Not everybody loves working in an open concept office/shared workspace.

\- Back up all requests / suggestions / comments with data. Nobody likes a
'talking head.' If you can speak your bosses language (increasing value
exchange) you'll have their ear no matter if they follow your requests or not.
It is extremely important you tie every comment you make about building a
better product/company clearly ties back to what you are all there to do.

\- Keep a work journal. This helped me immensely to process all the lessons
learnt in startup land. And I cannot recommend how important it is to reflect
on your work. Even 5 minutes of writing in a doc every evening will do you
wonders at making better decisions, especially as your team starts to
inevitably grow.

Best of luck!

------
qhoang09
Lots of great answers here. I'll just add, as a founder myself, that things
will probably not be very structured at that stage.

That means you may find yourself working on very different things every day,
maybe even things outside the traditional software developer role. (For
example, you might be asked to help on customer support). Be open to wearing
multiple hats and being a team player.

Also don't expect to get too much direction. You'll need to be a self-starter
and autonomous. In fact, I encourage you to take the initiative and even lead
projects. There's no better way to hone your leaderships skills than at an
early-stage startup.

Finally, don't think of it as a regular job where you clock in at 9 and out at
5. You may not be told explicitly to put in extra hours but if others are
doing it you probably should too. You are a part-owner after all (if you're
getting equity).

That being said, don't forget to take breaks and recharge!

------
wjossey
Hi there!

I’m two years in as a cofounder.

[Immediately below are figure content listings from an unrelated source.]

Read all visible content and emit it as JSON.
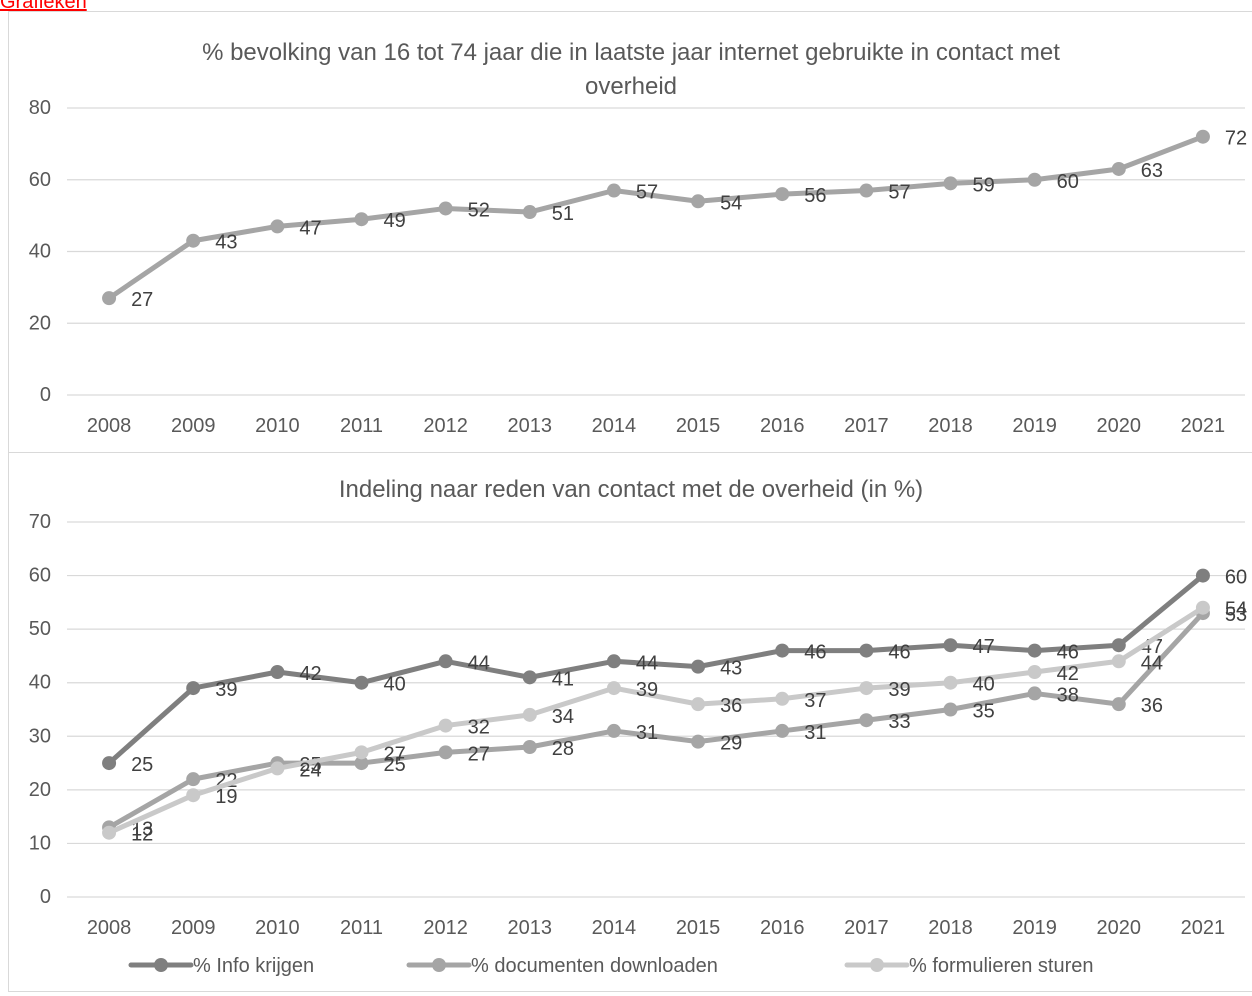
{
  "header": {
    "link_text": "Grafieken"
  },
  "colors": {
    "grid": "#d9d9d9",
    "axis_text": "#595959",
    "series_dark": "#7f7f7f",
    "series_mid": "#a5a5a5",
    "series_light": "#c9c9c9",
    "link": "#ff0000"
  },
  "chart_data": [
    {
      "type": "line",
      "title": "% bevolking van 16 tot 74 jaar die in laatste jaar internet gebruikte in contact met overheid",
      "title_lines": [
        "% bevolking van 16 tot 74 jaar die in laatste jaar internet gebruikte in contact met",
        "overheid"
      ],
      "categories": [
        "2008",
        "2009",
        "2010",
        "2011",
        "2012",
        "2013",
        "2014",
        "2015",
        "2016",
        "2017",
        "2018",
        "2019",
        "2020",
        "2021"
      ],
      "y_ticks": [
        "0",
        "20",
        "40",
        "60",
        "80"
      ],
      "ylim": [
        0,
        80
      ],
      "grid": true,
      "legend": "none",
      "series": [
        {
          "values": [
            27,
            43,
            47,
            49,
            52,
            51,
            57,
            54,
            56,
            57,
            59,
            60,
            63,
            72
          ],
          "labels": [
            "27",
            "43",
            "47",
            "49",
            "52",
            "51",
            "57",
            "54",
            "56",
            "57",
            "59",
            "60",
            "63",
            "72"
          ],
          "color": "#a5a5a5"
        }
      ]
    },
    {
      "type": "line",
      "title": "Indeling naar reden van contact met de overheid (in %)",
      "title_lines": [
        "Indeling naar reden van contact met de overheid (in %)"
      ],
      "categories": [
        "2008",
        "2009",
        "2010",
        "2011",
        "2012",
        "2013",
        "2014",
        "2015",
        "2016",
        "2017",
        "2018",
        "2019",
        "2020",
        "2021"
      ],
      "y_ticks": [
        "0",
        "10",
        "20",
        "30",
        "40",
        "50",
        "60",
        "70"
      ],
      "ylim": [
        0,
        70
      ],
      "grid": true,
      "legend": "bottom",
      "series": [
        {
          "name": "% Info krijgen",
          "color": "#7f7f7f",
          "values": [
            25,
            39,
            42,
            40,
            44,
            41,
            44,
            43,
            46,
            46,
            47,
            46,
            47,
            60
          ],
          "labels": [
            "25",
            "39",
            "42",
            "40",
            "44",
            "41",
            "44",
            "43",
            "46",
            "46",
            "47",
            "46",
            "47",
            "60"
          ]
        },
        {
          "name": "% documenten downloaden",
          "color": "#a5a5a5",
          "values": [
            13,
            22,
            25,
            25,
            27,
            28,
            31,
            29,
            31,
            33,
            35,
            38,
            36,
            53
          ],
          "labels": [
            "13",
            "22",
            "25",
            "25",
            "27",
            "28",
            "31",
            "29",
            "31",
            "33",
            "35",
            "38",
            "36",
            "53"
          ]
        },
        {
          "name": "% formulieren sturen",
          "color": "#c9c9c9",
          "values": [
            12,
            19,
            24,
            27,
            32,
            34,
            39,
            36,
            37,
            39,
            40,
            42,
            44,
            54
          ],
          "labels": [
            "12",
            "19",
            "24",
            "27",
            "32",
            "34",
            "39",
            "36",
            "37",
            "39",
            "40",
            "42",
            "44",
            "54"
          ]
        }
      ]
    }
  ]
}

We have one full time employee beyond me and
my business partner. We raised under a million in a pre seed round.

Prepare for what will feel like whiplash when it comes to the product. At this
stage, you’re trying to find product market fit within the market you’ve
chosen. The idea the founders pitched to you and their investors is likely not
where you’ll end up, and that’s ok! Just don’t misinterpret agility for
stupidity or lack of vision. Running a business is really hard, and getting
other people to buy what you are selling will be wavy and confusing.

As an engineer, invest in things that speed up your process. If you deploy
often, make sure your deployment process is optimized. If you need hyper
reliable software, spend time investing in testability, test documentation,
etc.

Spend a lot of time mentally preparing that what you build will get thrown
away, but that’s not a bad thing.

Realize that productivity is cyclical, and you when you’re most productive,
block off your time. When you’re less productive, try to tackle low hanging
fruit or bang out small tasks that are nagging you or your customers.

Get a therapist if you find yourself stressed or anxious. Talk therapy can
help you stay on track.

You’ll likely work a lot of nights and weekends, but carve out time for
yourself when you can.

Thank any significant others for giving you the space you need to be
productive.

Add a hobby that will force you not to work for an hour each day (we added an
8 week old lab puppy I’ve been training for the last year).

Get sufficient sleep every night.

Realize you’ll disagree with decisions that are made, but learn how to trust
those around you when they’ve been empowered to make a decision. It’s ok if
they’re wrong, and it’s ok if you would have been right. You’ll make mistakes
to, and that’s just part of life.

I could honestly keep going for an hour :) starting a startup is really hard!

------
gus_massa
[Just to avoid a sad thread next year:]

How are you going to split the equity? Do you have that number in written?
Vesting?

------
entelia09
Burnout is really, make sure you manage your mental and physical health.